Other Comprehensive Income

Other Comprehensive Income

        In June 2011, the FASB issued ASU 2011-05, Presentation of Comprehensive Income, which amends current comprehensive income guidance. The update eliminates the option to present the components of other comprehensive income as part of the statement of stockholders' equity. Instead, an entity will be required to present the total of comprehensive income, the components of net income, and the components of other comprehensive income either in a single continuous statement of comprehensive income or in two separate but consecutive statements. The guidance is effective for interim and annual periods beginning after December 15, 2011, or on January 1, 2012 for us. We adopted the guidance in 2012 for all periods presented. The guidance impacted our presentation and disclosures, but not our results of operations, financial condition, or cash flows.

Equity-Based Compensation

Equity-Based Compensation

        We measure the cost of equity-based employee compensation based on the fair value of the award and recognize that cost over the period during which the recipient is required to provide services in exchange for the award, typically the vesting period. For equity awards, compensation cost is measured based on grant-date fair value of the award. The fair value of certain equity-based payment awards is estimated using a Black-Scholes option valuation model. Our policy is to issue new shares upon the exercise of stock options or conversion of stock units.

Earnings per Share

Earnings per Share

        We compute basic earnings per share by dividing net income by the weighted-average number of common stock outstanding during the period. Diluted earnings per share is computed using the weighted-average number of shares of common and potential dilutive common stock outstanding during the period. We apply the treasury stock method to determine potential dilutive common shares related to our stock options and non-vested stock awards. For periods prior to the Secondary Offering, we apply the if-converted method to determine potential dilutive common shares related to CPE Resources common membership units that are convertible to CPE Inc. common stock.

Accrued Liabilities

Accrued Liabilities

  • Contingent Liabilities

        We account for contingent liabilities related to litigation, claims, and assessments based on the specific facts and circumstances and our experience with similar matters. We record our best estimate of a loss when the loss is considered probable and the amount of loss is reasonably estimable. When a loss is probable and there is a range of the estimated loss with no best estimate in the range, we record our estimate of the minimum liability. As additional information becomes available, we revise our estimates as appropriate.

  • Workers' Compensation

        For our employees in Wyoming, workers' compensation insurance is provided through a state funded program. We contribute to this program by applying the rate assessed by the state to gross payroll for the applicable employees, which is adjusted prospectively based on our workers' compensation historical incident rating. In exchange for a reduced rate, we assume liability for the first $100,000 of each claim.

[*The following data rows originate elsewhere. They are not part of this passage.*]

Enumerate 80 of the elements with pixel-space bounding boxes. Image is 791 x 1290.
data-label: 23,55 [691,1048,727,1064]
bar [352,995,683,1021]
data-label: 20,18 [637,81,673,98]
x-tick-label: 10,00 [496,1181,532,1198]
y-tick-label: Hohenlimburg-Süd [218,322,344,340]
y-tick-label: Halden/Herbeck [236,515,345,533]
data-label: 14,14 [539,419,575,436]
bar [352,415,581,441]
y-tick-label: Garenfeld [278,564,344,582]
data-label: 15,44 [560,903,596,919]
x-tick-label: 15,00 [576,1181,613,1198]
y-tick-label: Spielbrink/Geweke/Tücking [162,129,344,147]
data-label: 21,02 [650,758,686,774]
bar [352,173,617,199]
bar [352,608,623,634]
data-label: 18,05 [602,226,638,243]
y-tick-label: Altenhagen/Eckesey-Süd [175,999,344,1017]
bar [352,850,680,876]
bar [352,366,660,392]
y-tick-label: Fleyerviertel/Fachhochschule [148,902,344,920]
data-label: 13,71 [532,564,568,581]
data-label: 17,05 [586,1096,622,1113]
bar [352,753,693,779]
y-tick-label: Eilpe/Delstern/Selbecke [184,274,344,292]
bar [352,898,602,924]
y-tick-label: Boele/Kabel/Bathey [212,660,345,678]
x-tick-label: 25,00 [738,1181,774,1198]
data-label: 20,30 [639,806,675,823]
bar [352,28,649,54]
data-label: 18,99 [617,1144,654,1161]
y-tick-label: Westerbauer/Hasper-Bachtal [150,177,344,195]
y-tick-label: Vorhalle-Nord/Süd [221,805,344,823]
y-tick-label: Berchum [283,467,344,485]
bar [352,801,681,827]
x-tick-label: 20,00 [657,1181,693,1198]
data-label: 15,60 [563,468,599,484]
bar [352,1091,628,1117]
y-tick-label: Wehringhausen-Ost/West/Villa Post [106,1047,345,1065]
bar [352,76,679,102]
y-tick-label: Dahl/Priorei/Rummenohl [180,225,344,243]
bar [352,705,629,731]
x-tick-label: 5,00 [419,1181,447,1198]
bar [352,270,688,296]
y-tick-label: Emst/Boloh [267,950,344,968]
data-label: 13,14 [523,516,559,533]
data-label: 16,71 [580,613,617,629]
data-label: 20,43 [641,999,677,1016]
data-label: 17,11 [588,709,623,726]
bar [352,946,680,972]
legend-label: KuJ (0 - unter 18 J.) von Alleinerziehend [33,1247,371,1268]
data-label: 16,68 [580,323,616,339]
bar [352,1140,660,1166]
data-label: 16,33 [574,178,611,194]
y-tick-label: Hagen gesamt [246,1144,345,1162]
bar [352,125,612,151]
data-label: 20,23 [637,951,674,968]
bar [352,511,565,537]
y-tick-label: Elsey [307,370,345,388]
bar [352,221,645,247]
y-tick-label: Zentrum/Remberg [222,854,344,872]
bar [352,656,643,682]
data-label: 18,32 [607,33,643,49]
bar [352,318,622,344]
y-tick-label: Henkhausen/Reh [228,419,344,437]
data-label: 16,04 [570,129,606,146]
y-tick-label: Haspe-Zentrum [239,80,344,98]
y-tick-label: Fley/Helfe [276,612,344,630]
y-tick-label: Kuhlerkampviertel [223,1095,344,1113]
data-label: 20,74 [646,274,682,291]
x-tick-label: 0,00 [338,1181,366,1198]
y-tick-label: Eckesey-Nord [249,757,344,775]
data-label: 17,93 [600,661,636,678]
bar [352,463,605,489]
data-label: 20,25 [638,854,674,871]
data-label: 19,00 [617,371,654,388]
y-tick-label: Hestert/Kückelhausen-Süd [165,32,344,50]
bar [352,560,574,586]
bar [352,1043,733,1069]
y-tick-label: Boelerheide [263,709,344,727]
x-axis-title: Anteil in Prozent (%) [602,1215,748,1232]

        For our employees in Colorado and Montana, workers' compensation insurance is provided under a large-deductible workers' compensation program, which provides full coverage for any workers' compensation losses in excess of $250,000 per incident. Our liability related to the large deductible is recorded on the balance sheet using a fully developed actuarial estimate. During 2012, we were approved by the Department of Labor as a self-insured employer for federal black lung liabilities. We fund these liabilities through two black lung trusts, but would be required to pay any claims in excess of the amounts in the trusts.